You would want to use this function:
def seed_all(seed):
if not seed:
seed = 10
print("[ Using Seed : ", seed, " ]")
torch.manual_seed(seed)
torch.cuda.manual_seed_all(seed)
torch.cuda.manual_seed(seed)
numpy.random.seed(seed)
random.seed(seed)
torch.backends.cudnn.deterministic = True
torch.backends.cudnn.benchmark = False
Just call it right at the start and you are good to go.
Now comes the part where you use worker processes in DataLoader to speed up training. Each worker process is a separate realm and has no relation to the seed that you have used in your main process except for the fact that internally PyTorch seeds itself for you using “base_seed + worker_id” and base_seed is generated based on the seed you used in the main process. So we are still predictable until this part.
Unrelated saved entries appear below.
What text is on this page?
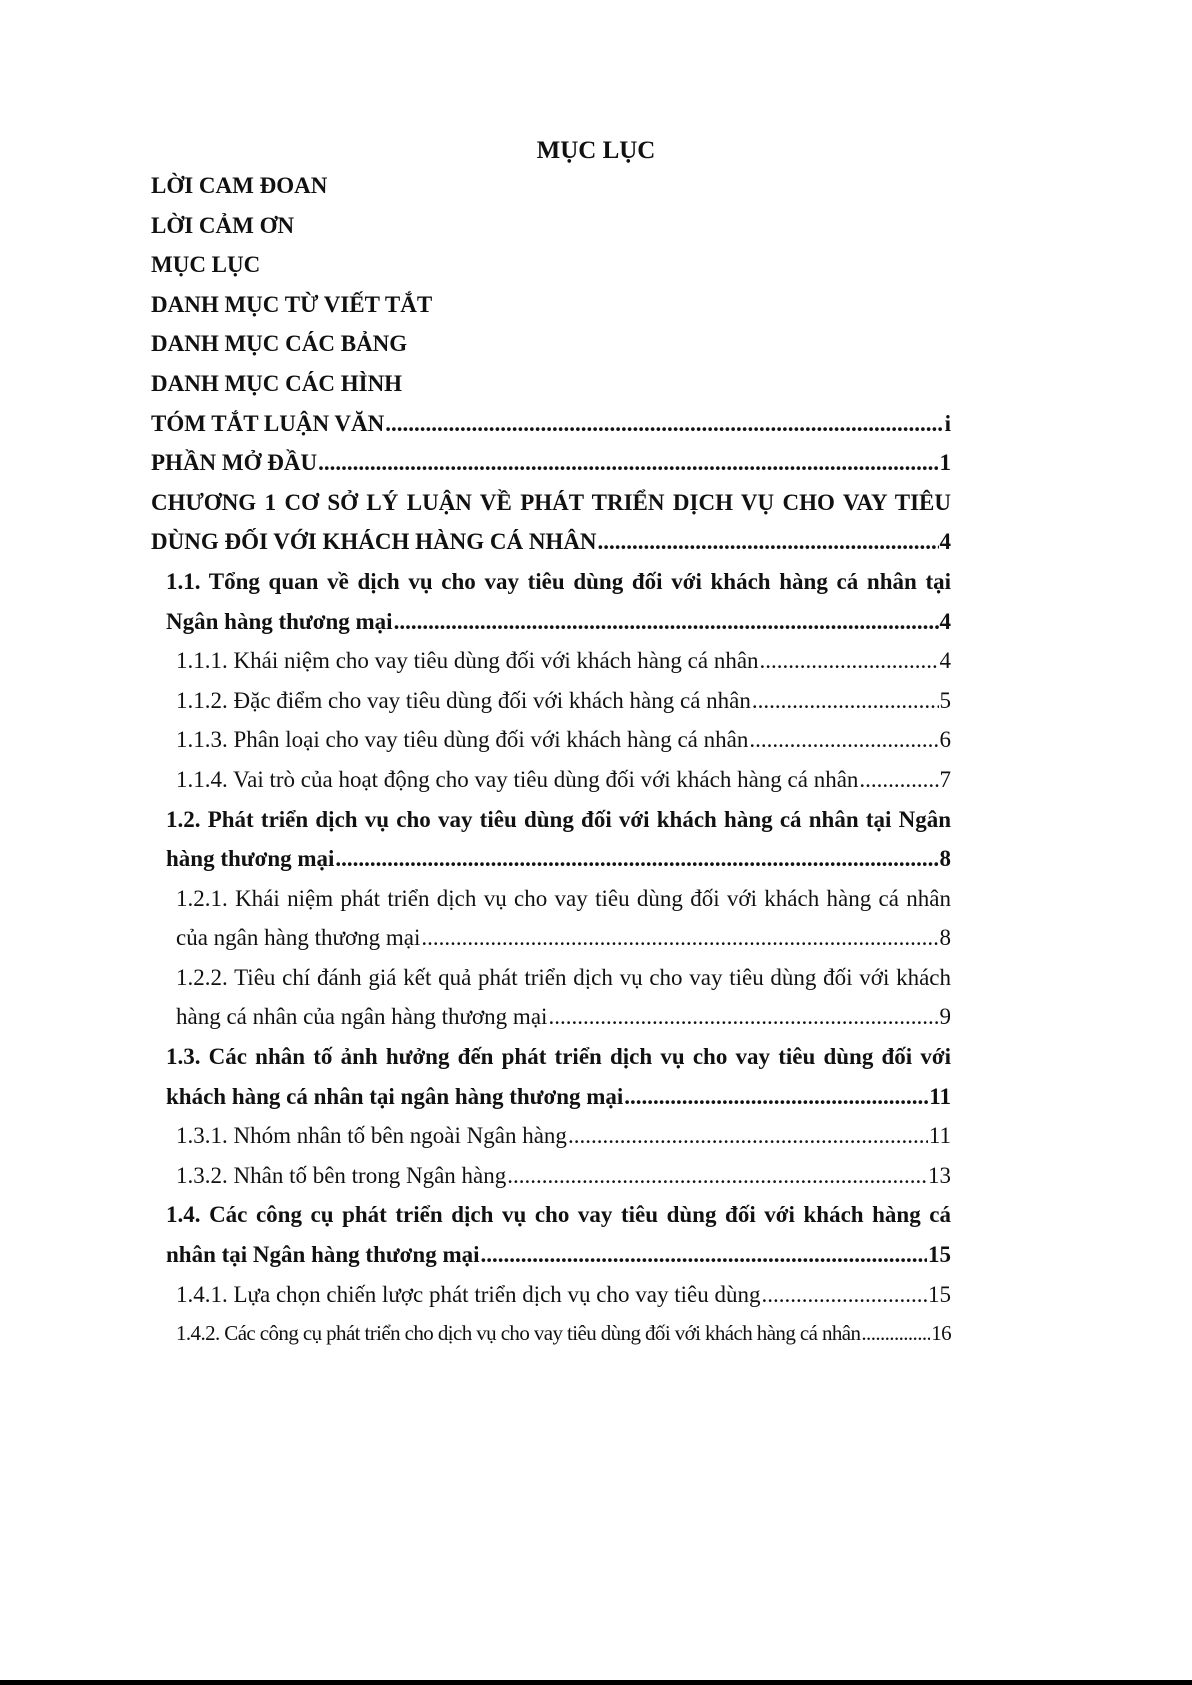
MỤC LỤC
LỜI CAM ĐOAN
LỜI CẢM ƠN
MỤC LỤC
DANH MỤC TỪ VIẾT TẮT
DANH MỤC CÁC BẢNG
DANH MỤC CÁC HÌNH
TÓM TẮT LUẬN VĂN .....	i
PHẦN MỞ ĐẦU .....	1
CHƯƠNG 1 CƠ SỞ LÝ LUẬN VỀ PHÁT TRIỂN DỊCH VỤ CHO VAY TIÊU
DÙNG ĐỐI VỚI KHÁCH HÀNG CÁ NHÂN .....	4
1.1. Tổng quan về dịch vụ cho vay tiêu dùng đối với khách hàng cá nhân tại
Ngân hàng thương mại .....	4
1.1.1. Khái niệm cho vay tiêu dùng đối với khách hàng cá nhân .....	4
1.1.2. Đặc điểm cho vay tiêu dùng đối với khách hàng cá nhân .....	5
1.1.3. Phân loại cho vay tiêu dùng đối với khách hàng cá nhân .....	6
1.1.4. Vai trò của hoạt động cho vay tiêu dùng đối với khách hàng cá nhân .....	7
1.2. Phát triển dịch vụ cho vay tiêu dùng đối với khách hàng cá nhân tại Ngân
hàng thương mại .....	8
1.2.1. Khái niệm phát triển dịch vụ cho vay tiêu dùng đối với khách hàng cá nhân
của ngân hàng thương mại .....	8
1.2.2. Tiêu chí đánh giá kết quả phát triển dịch vụ cho vay tiêu dùng đối với khách
hàng cá nhân của ngân hàng thương mại .....	9
1.3. Các nhân tố ảnh hưởng đến phát triển dịch vụ cho vay tiêu dùng đối với
khách hàng cá nhân tại ngân hàng thương mại .....	11
1.3.1. Nhóm nhân tố bên ngoài Ngân hàng .....	11
1.3.2. Nhân tố bên trong Ngân hàng .....	13
1.4. Các công cụ phát triển dịch vụ cho vay tiêu dùng đối với khách hàng cá
nhân tại Ngân hàng thương mại .....	15
1.4.1. Lựa chọn chiến lược phát triển dịch vụ cho vay tiêu dùng .....	15
1.4.2. Các công cụ phát triển cho dịch vụ cho vay tiêu dùng đối với khách hàng cá nhân .....	16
Keep in mind that whether u define a worker_init_fn or not, PyTorch will get seeded.
The reason why you would want to implement the worker_init_fn is so that you can seed the other libraries that PyTorch does not seed by default. For example numpy and python random module. As you may know, Albumentations library uses python random module and thus making sure that each worker has a unique yet predictable seed is important for randomness. So you would want to use this (Use the worker_seed to seed everything else except PyTorch which has been seeded for u):
def seed_worker(worker_id):
worker_seed = torch.initial_seed() % 2**32
numpy.random.seed(worker_seed)
random.seed(worker_seed)
you would define this function in the global scope and use it like so:
DataLoader(
train_dataset,
batch_size=batch_size,
num_workers=4,
worker_init_fn=seed_worker,
shuffle=True
)
I am training on a single GPU and this ensures AtoZ reproducibility. The only catch here is you will get different results if you change the number of workers for obvious reasons.
I hope this post reaches people on time so that they don’t waste precious GPU compute trying to figure out where on earth the randomness comes from.